All of this sets up over an hour's worth of family drama, which might have been tedious, if not for a literate screenplay by Niki Caro. I won't give away too much more of the story, except to say that the script invites us into this (to the American audience) distant culture. We feel the honor of the code and the weight of its impending death—a weight so heavy, in fact, that it's symbolized by beached whales. This sort of thing can be very obvious (like Jess falling in love with her soccer coach), but Caro screenplay provides enough dialogue to give each character a voice, yet provides enough space to allow the actors to fill in the character, and to use the natural surroundings to round out the theme. We understand what Caro means when we see a legion of beached whales plopped in the sand, framed by a slate-grey sky, with the sounds of the waves mixing with whale lowing. The wind blows a lot in this movies, as if the spirit of people soars with it—very poetic, as opposed to Beckham's choppy, poorly framed soccer scenes. There's no rock-themed montages, just the grace of kendo fighting, scored by the thwack of sticks and the whoosh of the air.

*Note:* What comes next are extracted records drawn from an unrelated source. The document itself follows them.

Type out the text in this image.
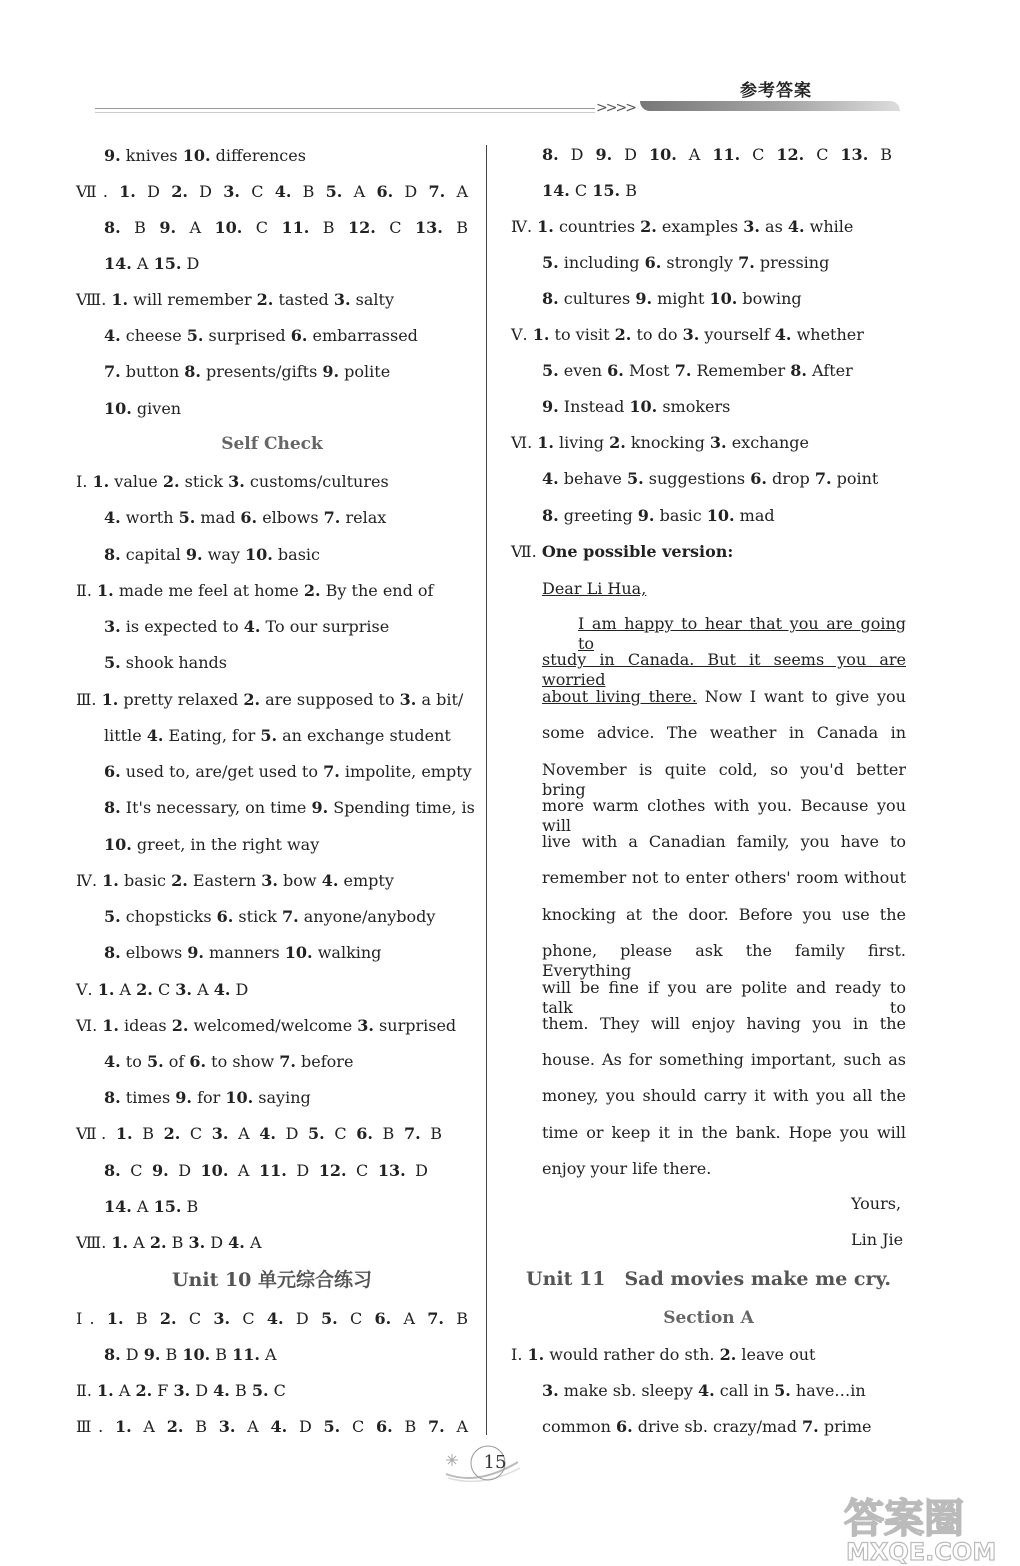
参考答案
>>>>
9. knives 10. differences
Ⅶ. 1. D 2. D 3. C 4. B 5. A 6. D 7. A
8. B 9. A 10. C 11. B 12. C 13. B
14. A 15. D
Ⅷ. 1. will remember 2. tasted 3. salty
4. cheese 5. surprised 6. embarrassed
7. button 8. presents/gifts 9. polite
10. given
Ⅰ. 1. value 2. stick 3. customs/cultures
4. worth 5. mad 6. elbows 7. relax
8. capital 9. way 10. basic
Ⅱ. 1. made me feel at home 2. By the end of
3. is expected to 4. To our surprise
5. shook hands
Ⅲ. 1. pretty relaxed 2. are supposed to 3. a bit/
little 4. Eating, for 5. an exchange student
6. used to, are/get used to 7. impolite, empty
8. It's necessary, on time 9. Spending time, is
10. greet, in the right way
Ⅳ. 1. basic 2. Eastern 3. bow 4. empty
5. chopsticks 6. stick 7. anyone/anybody
8. elbows 9. manners 10. walking
Ⅴ. 1. A 2. C 3. A 4. D
Ⅵ. 1. ideas 2. welcomed/welcome 3. surprised
4. to 5. of 6. to show 7. before
8. times 9. for 10. saying
Ⅶ. 1. B 2. C 3. A 4. D 5. C 6. B 7. B
8. C 9. D 10. A 11. D 12. C 13. D
14. A 15. B
Ⅷ. 1. A 2. B 3. D 4. A
Ⅰ. 1. B 2. C 3. C 4. D 5. C 6. A 7. B
8. D 9. B 10. B 11. A
Ⅱ. 1. A 2. F 3. D 4. B 5. C
Ⅲ. 1. A 2. B 3. A 4. D 5. C 6. B 7. A
Self Check
Unit 10 单元综合练习
8. D 9. D 10. A 11. C 12. C 13. B
14. C 15. B
Ⅳ. 1. countries 2. examples 3. as 4. while
5. including 6. strongly 7. pressing
8. cultures 9. might 10. bowing
Ⅴ. 1. to visit 2. to do 3. yourself 4. whether
5. even 6. Most 7. Remember 8. After
9. Instead 10. smokers
Ⅵ. 1. living 2. knocking 3. exchange
4. behave 5. suggestions 6. drop 7. point
8. greeting 9. basic 10. mad
Ⅶ. One possible version:
Dear Li Hua,
I am happy to hear that you are going to
study in Canada. But it seems you are worried
about living there. Now I want to give you
some advice. The weather in Canada in
November is quite cold, so you'd better bring
more warm clothes with you. Because you will
live with a Canadian family, you have to
remember not to enter others' room without
knocking at the door. Before you use the
phone, please ask the family first. Everything
will be fine if you are polite and ready to talk to
them. They will enjoy having you in the
house. As for something important, such as
money, you should carry it with you all the
time or keep it in the bank. Hope you will
enjoy your life there.
Yours,
Lin Jie
Ⅰ. 1. would rather do sth. 2. leave out
3. make sb. sleepy 4. call in 5. have…in
common 6. drive sb. crazy/mad 7. prime
Unit 11　Sad movies make me cry.
Section A
15
答案圈
MXQE.COM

The climactic scene is virtually wordless, unlike Beckham's Vardolos-inspired earnest speeches. The action ties together—like the rope Koro uses to describe the Maori people—each different subplot. The main event, of course, Pai's spirit breaking free to heal the wounded people; there's great poetry in Pai's treating of whale scars and her ocean journey. Her destiny makes sense: Only a woman could heel the scars men have left on woman—both figuratively and literally, as Once Were Warriors tells us. The film feels as epic as it should: Whale Rider is about female liberation as the healing and survival of an ancient people; Bend It Like Beckham is about liberating oneself to join WUSA's San Jose Cyberays. You be the judge.

The Pitch:
2 Once Were Warriors
Plus
Free Willy
Equals
Whale Rider
See It For:

The less upbeat "alternative ending" to Free Willy.